Катька заинтересованно, со вниманием слушала авторитетные батюшкины слова, а они становились все невнятнее, все короче, и все больше речь его напоминала мурлыканье самодовольного кота. И вдруг совершенно неожиданно она обнаружила, что крупные его руки, волосатые и белые, трепетно охватывали ее груди, гладили их сквозь голубую миткалевую кофту. Пухлые дрожащие пальцы воровато елозили у расстегнутого приполка…
Катька вздрогнула, подалась назад и, продолжая мять взмокший носовой платок, диким взглядом вперилась в отца Василия…
— Ягодка ты моя сладкая! Прими грех на душу… В монастыре-то сто раз отмолишь.
— Батюшка! — коротко зашипела Катька, будто пар из кипящего самовара вырвался.
— Да ты приди, приди вечером на кладбище-то, как говорю тебе! — твердил отец Василий, все более распаляясь и наступая на молодуху. Левая рука его рванулась куда-то вниз… И в этот момент холеную поповскую щеку обожгла звонкая, задорная оплеуха! Потом жигануло по другой щеке, потом хлесткие удары посыпались так часто, что отец Василий ошалело попятился и умолк.
— Долгогривый ты кобелина! — кричала Катька, наступая на соблазнителя и настойчиво подвигаясь к выходу. — Ополоумел ты от жиру, кобель!
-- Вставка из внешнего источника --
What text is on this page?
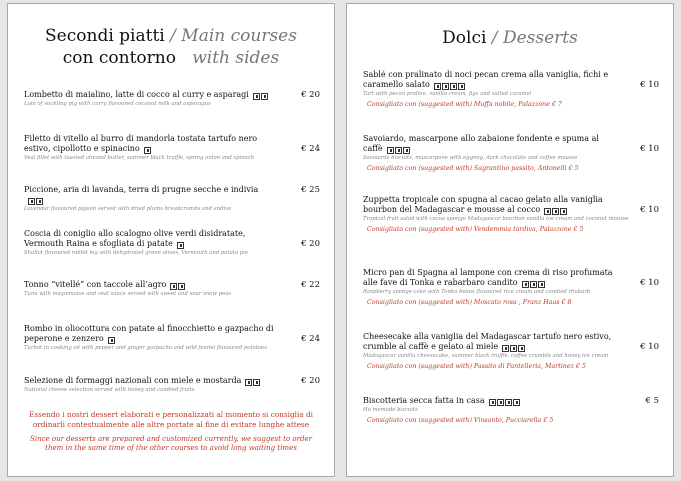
Secondi piatti / Main courses
con contorno with sides
Lombetto di maialino, latte di cocco al curry e asparagi
Loin of suckling pig with curry flavoured coconut milk and asparagus
€ 20
Filetto di vitello al burro di mandorla tostata tartufo nero estivo, cipollotto e spinacino
Veal fillet with toasted almond butter, summer black truffle, spring onion and spinach
€ 24
Piccione, aria di lavanda, terra di prugne secche e indivia
Lavender flavoured pigeon served with dried plums breadcrumbs and endive
€ 25
Coscia di coniglio allo scalogno olive verdi disidratate, Vermouth Raina e sfogliata di patate
Shallot flavoured rabbit leg with dehydrated green olives, Vermouth and potato pie
€ 20
Tonno “vitellé” con taccole all’agro
Tuna with mayonnaise and veal sauce served with sweet and sour snow peas
€ 22
Rombo in oliocottura con patate al finocchietto e gazpacho di peperone e zenzero
Turbot in cooking oil with pepper and ginger gazpacho and wild fennel flavoured potatoes
€ 24
Selezione di formaggi nazionali con miele e mostarda
National cheese selection served with honey and candied fruits
€ 20
Essendo i nostri dessert elaborati e personalizzati al momento si consiglia di ordinarli contestualmente alle altre portate al fine di evitare lunghe attese
Since our desserts are prepared and customized currently, we suggest to order them in the same time of the other courses to avoid long waiting times
Dolci / Desserts
Sablé con pralinato di noci pecan crema alla vaniglia, fichi e caramello salato
Tart with pecan praline, vanilla cream, figs and salted caramel
Consigliato con (suggested with) Muffa nobile, Palazzone € 7
€ 10
Savoiardo, mascarpone allo zabaione fondente e spuma al caffè
Savoiards biscuits, mascarpone with eggnog, dark chocolate and coffee mousse
Consigliato con (suggested with) Sagrantino passito, Antonelli € 5
€ 10
Zuppetta tropicale con spugna al cacao gelato alla vaniglia bourbon del Madagascar e mousse al cocco
Tropical fruit salad with cocoa sponge Madagascar bourbon vanilla ice cream and coconut mousse
Consigliato con (suggested with) Vendemmia tardiva, Palazzone € 5
€ 10
Micro pan di Spagna al lampone con crema di riso profumata alle fave di Tonka e rabarbaro candito
Raspberry sponge cake with Tonka beans flavoured rice cream and candied rhubarb
Consigliato con (suggested with) Moscato rosa , Franz Haas € 8
€ 10
Cheesecake alla vaniglia del Madagascar tartufo nero estivo, crumble al caffè e gelato al miele
Madagascar vanilla cheesecake, summer black truffle, coffee crumble and honey ice cream
Consigliato con (suggested with) Passito di Pantelleria, Martinez € 5
€ 10
Biscotteria secca fatta in casa
Ho memade biscuits
Consigliato con (suggested with) Vinsanto, Pucciarella € 5
€ 5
Это ж только такое подумать, дак за год греха не отмолить. Во храме господнем какие ведь он дела затевает, а!
Отец Василий отступил настолько, что Катька свободно проскочила на паперть и оттуда еще прокричала:
— Да как тебя, жеребца племенного, громом не пришибет за кощунство эдакое!
Когда вышла за церковную ограду, несколько раз оборачивалась и грозила блудливому попу, глядевшему вслед. К удовольствию Катьки и особенно отца Василия ни за церковной оградой, ни на дороге ни единой души уже не было. Потому и дала она полную волю слезам. Обидно ей сделалось до невозможности, горько, хоть землю под ногами грызи. Все к нему с грехами своими идут, справедливости у него ищут, а он сам-то грешнее последнего блудника. Нахалюга и бабник распоследний! Бабушка Мавра заступается за него, верит каждому его слову… А его бы на чистую воду вывести, рассказать про все… Так ведь не поверят. Нет! Тебя же обвинят…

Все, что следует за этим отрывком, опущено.